Il film più curioso del momento è senza dubbio l'omaggio al cinema muto del regista francese Michel Hazanavicius con il suo The Artist, che reduce da premi e plausi della critica sta andando bene al botteghino complice il passaparola incuriosito su questo film anomalo. Niente da dire, la trovata è simpatica e nonostante l'assenza del parlato il film è godibile da inizio a fine senza momenti di impasse. Magnifici i costumi e l'interpretazione dei due protagonisti, superlativa la colonna sonora davvero calzante e simile alle grandi orchestrazioni della Hollywood dei tempi d'oro. Tutto bello, tutto riprodotto fedelmente, ma ahimè la tecnica di oggi ha in alcuni punti preso troppo la mano penalizzando la riuscita complessiva della pellicola, così che la fedeltà low-fi di un film volutamente antico è suonata finta in più di un momento.
Prima di tutto la grana della pelicola è completamente assente: nessuna bruciatura, intoppo nel flusso audio e video, sbvatura e polvere, nessuna vignettatura dell'immagine come si usava all'epoca.
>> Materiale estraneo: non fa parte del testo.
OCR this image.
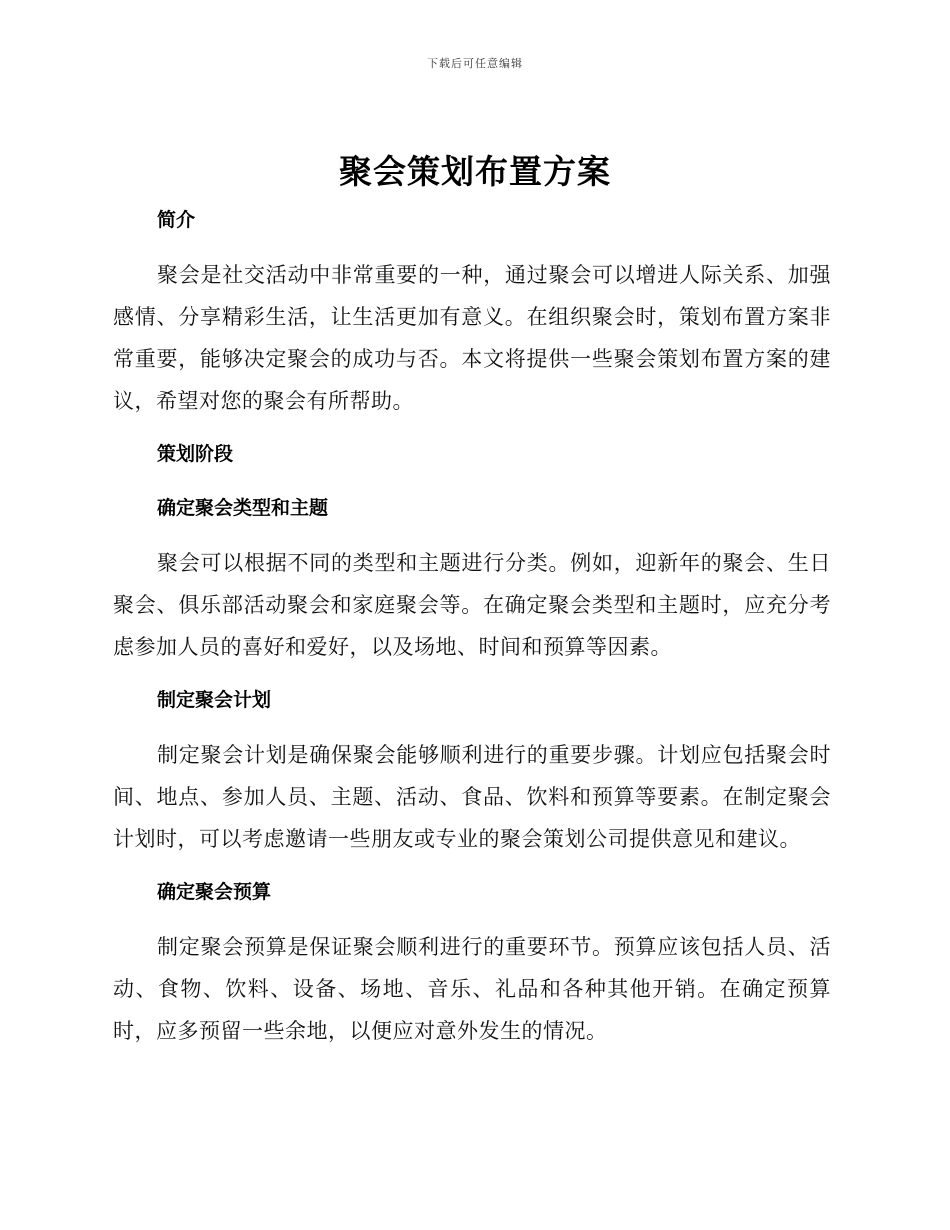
下载后可任意编辑
聚会策划布置方案
简介

聚会是社交活动中非常重要的一种，通过聚会可以增进人际关系、加强感情、分享精彩生活，让生活更加有意义。在组织聚会时，策划布置方案非常重要，能够决定聚会的成功与否。本文将提供一些聚会策划布置方案的建议，希望对您的聚会有所帮助。

策划阶段
确定聚会类型和主题

聚会可以根据不同的类型和主题进行分类。例如，迎新年的聚会、生日聚会、俱乐部活动聚会和家庭聚会等。在确定聚会类型和主题时，应充分考虑参加人员的喜好和爱好，以及场地、时间和预算等因素。

制定聚会计划

制定聚会计划是确保聚会能够顺利进行的重要步骤。计划应包括聚会时间、地点、参加人员、主题、活动、食品、饮料和预算等要素。在制定聚会计划时，可以考虑邀请一些朋友或专业的聚会策划公司提供意见和建议。

确定聚会预算

制定聚会预算是保证聚会顺利进行的重要环节。预算应该包括人员、活动、食物、饮料、设备、场地、音乐、礼品和各种其他开销。在确定预算时，应多预留一些余地，以便应对意外发生的情况。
Nelle scene iniziali si mostra un cinema e la gente che guarda uno schermo enorme, che sembra uscito dai multiplex del duemila: immagine perfetta, bordi nitidi e nessun segno dell'imperfezione tecnica che c'era nel 1927. Il digitale impoverisce insomma un po' tutto rendendo ogni cosa pulita ed ordinata come un film dei nostri tempi.
Ma veniamo al tasto più dolente: sin dai titoli di testa si rimane un po' male vedendo l'uso di font moderni per riprodurre le scritte a video. Nel 1927 tali titoli erano per lo più disegnati a mano e quindi molto imprecisi e semplici. La scelta di utilizzare un font dallo stile retrò danneggia fin dal primo minuto l'idea complessiva di fare un film in tutto e per tutto retrò. Nei film dell'epoca erano certi dettagli a dare il senso del lavoro che c'era dietro: confrontando una g con un'altra g si notava talvolta che erano scritte diversamente, ma se si utilizza un font da computer ogni lettera sarà banalmente uguale alle altre. Sorvoliamo poi che si sia usato un tipo di font tipicamente da film noir e non sentimentale come la nostra pellicola doveva essere.
Poche scene più tardi la stampa si accalca all'uscita del cinema per fotografare il protagonista: i cartellini PRESS che calzano sul nastro del cappello sono addirittura in Helvetica (o forse un Arial, servirebbe un fermo immagine per esserne sicuri), un carattere tipografico che non farà la sua comparsa almeno fino al 1957.
E ancora: i magazine e rotocalchi finti mostrati, i titoli di finti film di cui vengono mostrate locandine, titoli di coda e tanto altro materiale in tutto il film è reso con font tipografici da computer degli ultimi dieci o quindici anni, certo con un saporè decò ma senz'altro non fedeli a quanto si poteva ottenere all'epoca manualmente o con le macchine in uso in quei tempi.
Nello stesso errore era già incappata la bellissima sigla iniziale di Mad Men, coerente stilisticamente all'epoca del telefilm ma che scivolava clamorosamente in una scritta di poco conto sullo sfondo (al minuto 0:20), composta in un font di Microsoft Office. Errori perdonabili? In una sigla probabilmente si, ma in un film intero sono il sintomo di una frettolosa ricerca iconografica e poca cura per i dettagli. Spesso ciò che hanno reso grande un regista o celebri scene che oggi tutti mandiamo a memoria.